Court Records Also Sealed
But I cannot link to the brief showing the arguments made below (as I formerly did from my blog post), because the clerk’s office has deleted the brief filed below from the Court’s electronic docket because – get this – the judge is reported to have directed that thebrief be deleted from the docket because it, too, supposedly contains “confidential information.” We have not been able to locate any publicly filed order from this judge directing that any brief be taken offline. So our motion for leave to appeal raises a second significant issue – that the judge’s orders violate the First Amendment right of public access to court records. In this regard, we rely on a pair of New Jersey appellate decisions that my Public Citizen colleagues won back in 1995, in Hammock & Hammock v Hoffman LaRoche, as well as in 2008, that set strict standards for limiting public access to judicial records. Even if there was anything in the affidavits and brief worth redacting (which we argue there isn’t) the judge was far too cavalier in ordering the whole brief and affidavits to be taken out of the public records, instead of judge ordering a redaction of anything that was truly confidential.

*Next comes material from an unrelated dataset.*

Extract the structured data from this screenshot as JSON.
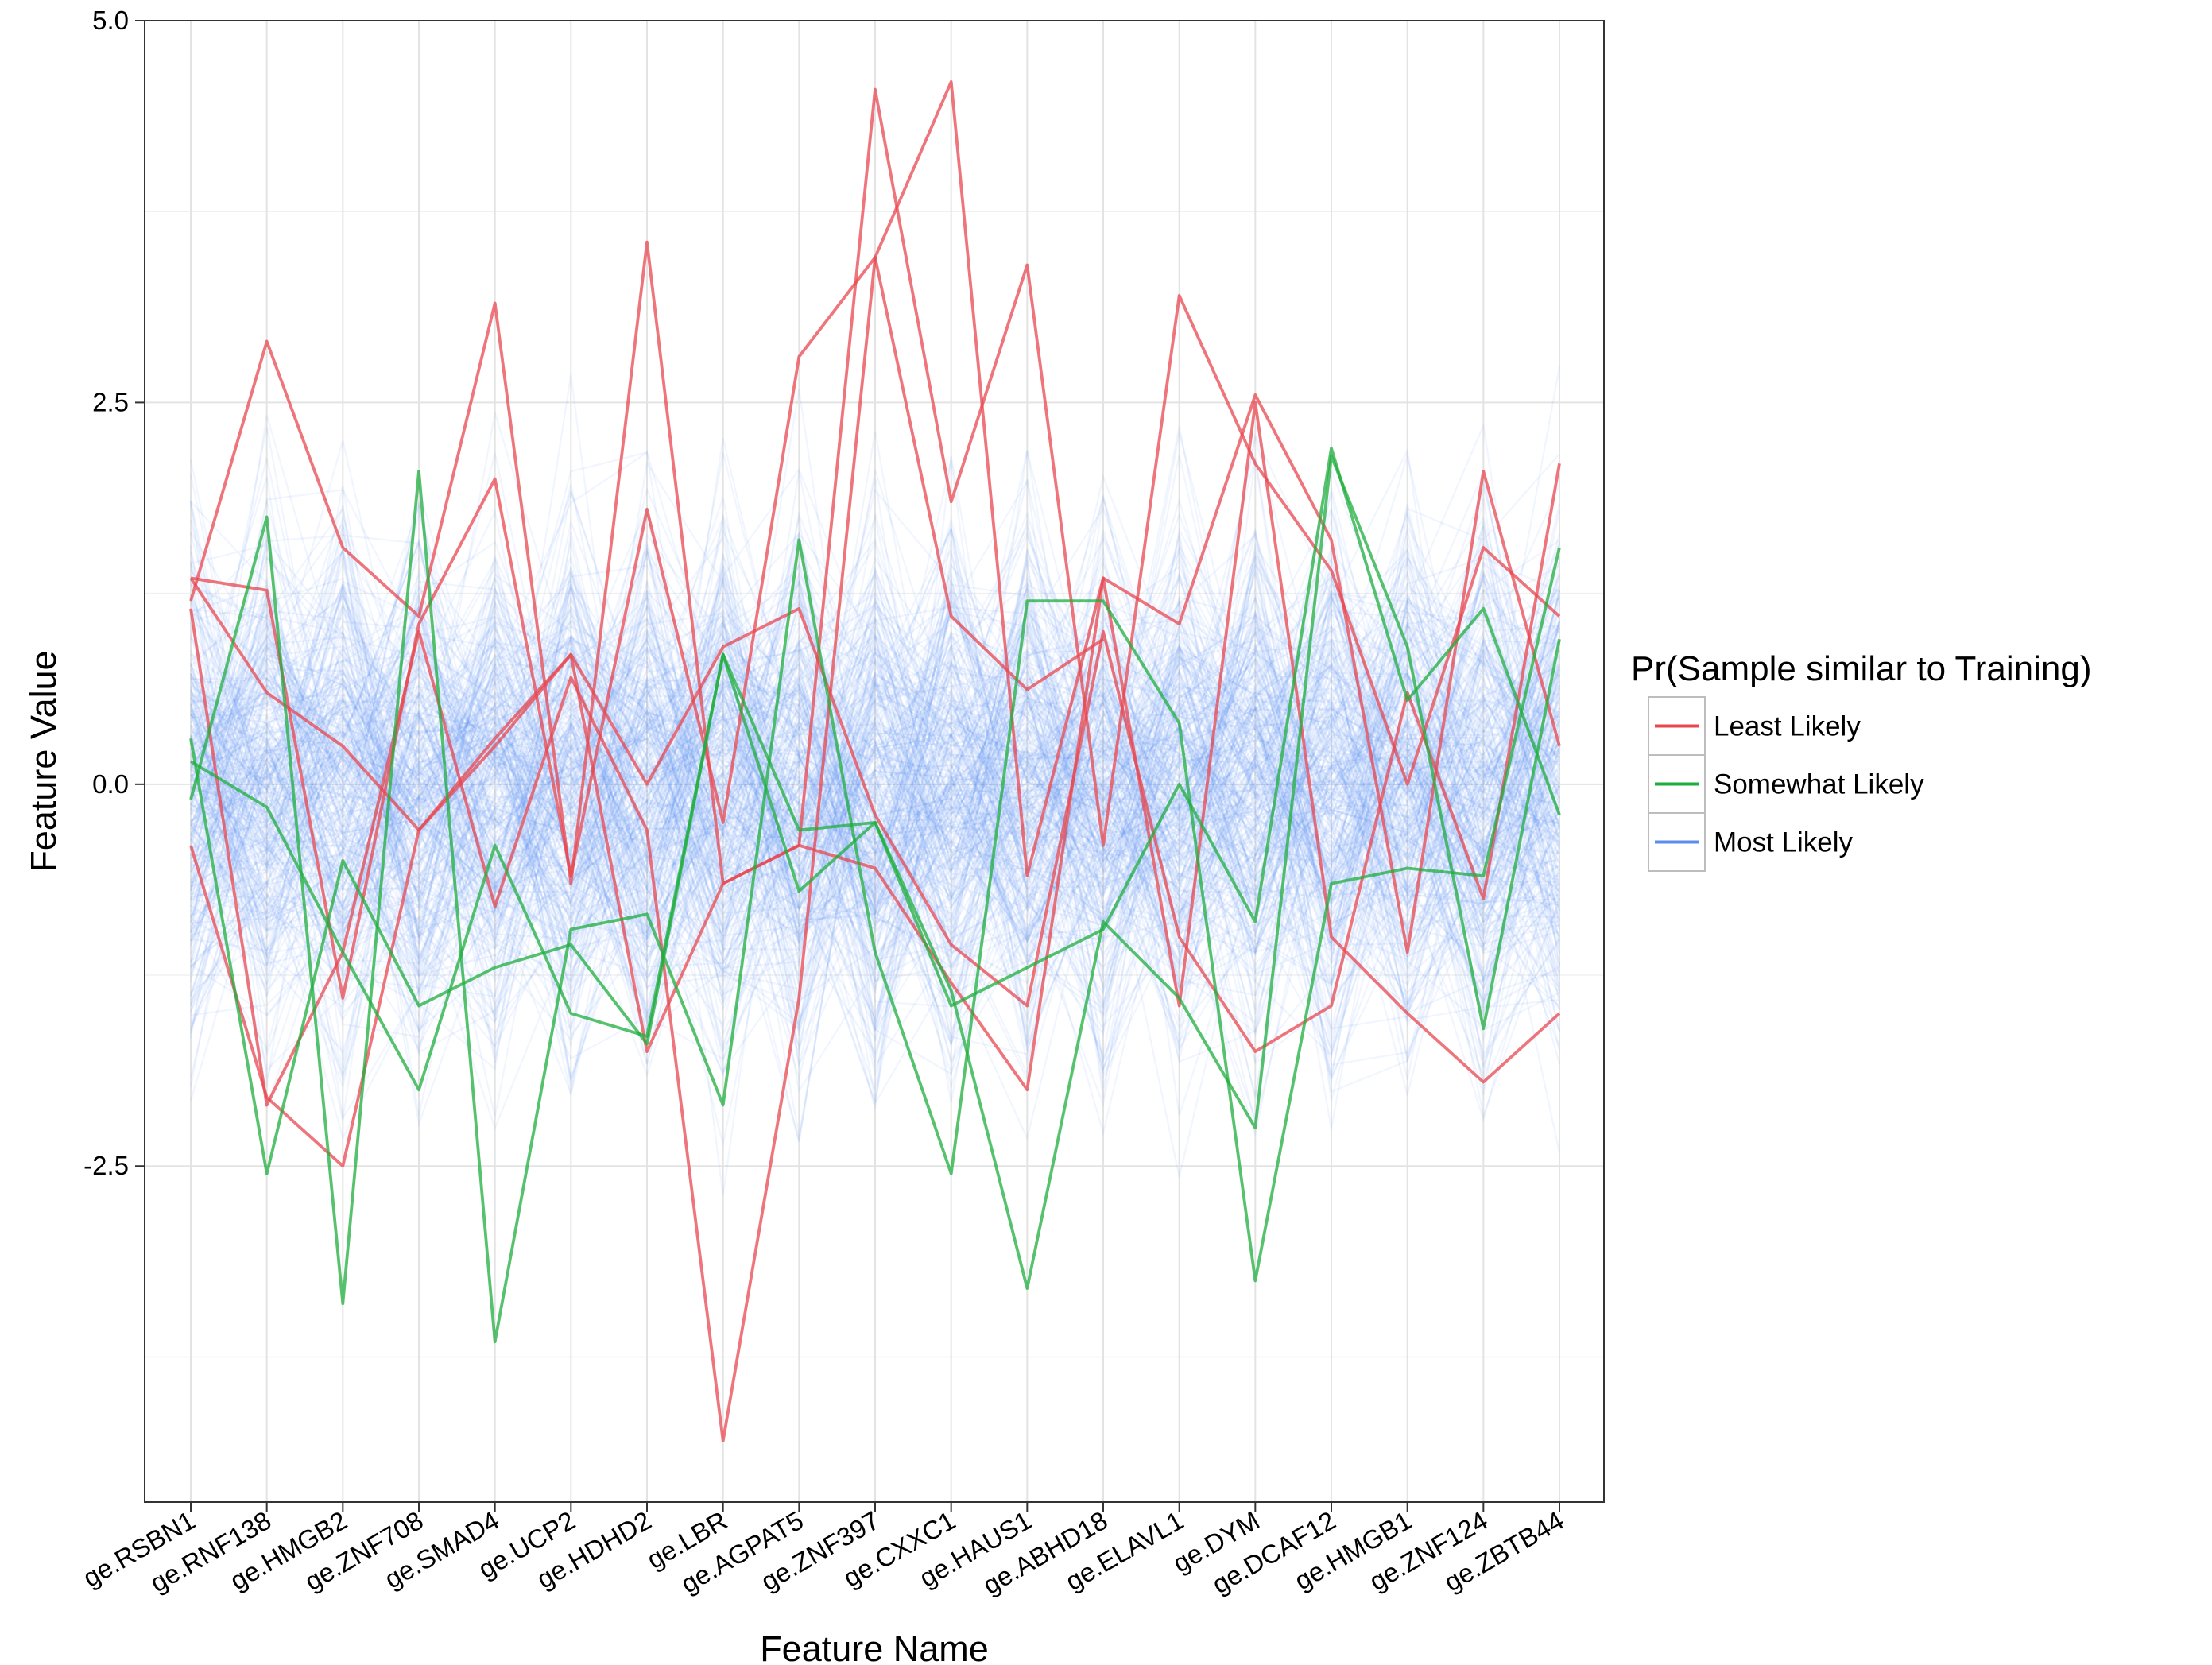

We are grateful to CJ Griffin, the director of the Pashman Stein’s Public Interest Center, for exceptional pro bono assistance with this appeal.
Paul Levy and CJ Griffin are exceptional attorneys. As the attorney representing citizens in this case, I can state without hesitation that both Paul and CJ have quickly and superbly responded to a significant First Amendment violation. Public interest law is alive and well with such dedicated attorneys.